Après huit années d’interruption, la Fête des cultures s’apprête à rassembler de nouveau les populations du Gabon autour de leur patrimoine commun. Du 21 au 23 août 2026, l’avenue Jean-Paul II, entre l’immeuble du « 2-Décembre » et le boulevard Triomphal, accueillera la 15ᵉ édition de ce rendez-vous majeur du patrimoine gabonais.
Le retour de l’événement a été annoncé par le ministre de la Jeunesse, des Sports, du Rayonnement culturel et des Arts, Paul Ulrich Kessany. Placée sous le thème « Réappropriation de nos valeurs culturelles », cette édition réunira artistes, artisans, associations et communautés des neuf provinces autour des danses, des langues, de la gastronomie, des rites, des masques et des savoir-faire traditionnels.
Créée en 1997 par Paul Mba Abessole, alors maire de Libreville, puis portée au niveau national sous la présidence d’Omar Bongo Ondimba, la manifestation n’avait plus été organisée depuis 2018. Son retour apparaît donc comme une « réparation d’une mémoire », selon le ministre.
Mais cette renaissance sera-t-elle durable ? La Fête des cultures redeviendra-t-elle un rendez-vous régulier ou restera-t-elle une parenthèse exceptionnelle dans l’agenda national ?
Cette relance pose également la question de la vitalité du milieu culturel gabonais.
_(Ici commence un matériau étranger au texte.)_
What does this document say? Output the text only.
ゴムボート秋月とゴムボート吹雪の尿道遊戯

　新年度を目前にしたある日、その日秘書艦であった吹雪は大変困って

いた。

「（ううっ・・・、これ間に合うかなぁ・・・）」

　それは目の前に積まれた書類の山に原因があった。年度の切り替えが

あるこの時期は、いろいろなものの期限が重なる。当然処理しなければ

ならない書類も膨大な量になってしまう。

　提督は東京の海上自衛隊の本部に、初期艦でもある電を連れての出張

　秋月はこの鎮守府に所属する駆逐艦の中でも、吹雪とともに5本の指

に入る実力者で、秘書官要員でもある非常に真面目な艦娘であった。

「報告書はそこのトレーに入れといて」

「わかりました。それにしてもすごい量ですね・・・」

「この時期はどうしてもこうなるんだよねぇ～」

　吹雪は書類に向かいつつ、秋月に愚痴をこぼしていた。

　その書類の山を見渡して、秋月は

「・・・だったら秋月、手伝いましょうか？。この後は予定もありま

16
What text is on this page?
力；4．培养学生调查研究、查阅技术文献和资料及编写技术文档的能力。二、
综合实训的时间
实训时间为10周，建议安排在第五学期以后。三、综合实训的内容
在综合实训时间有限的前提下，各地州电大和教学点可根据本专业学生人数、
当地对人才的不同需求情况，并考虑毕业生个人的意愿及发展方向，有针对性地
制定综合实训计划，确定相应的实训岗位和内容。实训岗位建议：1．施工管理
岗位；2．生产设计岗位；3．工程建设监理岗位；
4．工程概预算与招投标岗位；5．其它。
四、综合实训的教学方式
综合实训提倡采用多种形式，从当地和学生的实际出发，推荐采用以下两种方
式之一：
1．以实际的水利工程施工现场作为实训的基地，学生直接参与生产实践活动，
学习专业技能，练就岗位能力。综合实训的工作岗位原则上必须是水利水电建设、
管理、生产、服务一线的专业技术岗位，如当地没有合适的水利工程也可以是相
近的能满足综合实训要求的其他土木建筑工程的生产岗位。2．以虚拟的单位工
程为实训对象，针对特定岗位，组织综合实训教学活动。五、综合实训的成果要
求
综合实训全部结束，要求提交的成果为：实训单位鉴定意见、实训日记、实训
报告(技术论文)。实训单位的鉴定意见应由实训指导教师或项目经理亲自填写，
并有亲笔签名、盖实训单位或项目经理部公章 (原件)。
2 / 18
Les artistes, artisans, danseurs, créateurs et gardiens des traditions disposent-ils réellement des espaces, des financements et de l’accompagnement nécessaires pour vivre de leur talent et transmettre leur héritage ?
Avec le Sénégal comme pays invité d’honneur, cette édition proposera des spectacles, des danses traditionnelles et une cérémonie des masques. Elle devrait aussi profiter aux exposants et aux petits commerçants.
Au-delà de la fête, le véritable défi commencera après le 23 août : faire de la culture un secteur vivant, structuré et durable, plutôt qu’un simple décor célébré quelques jours avant de retomber dans le silence.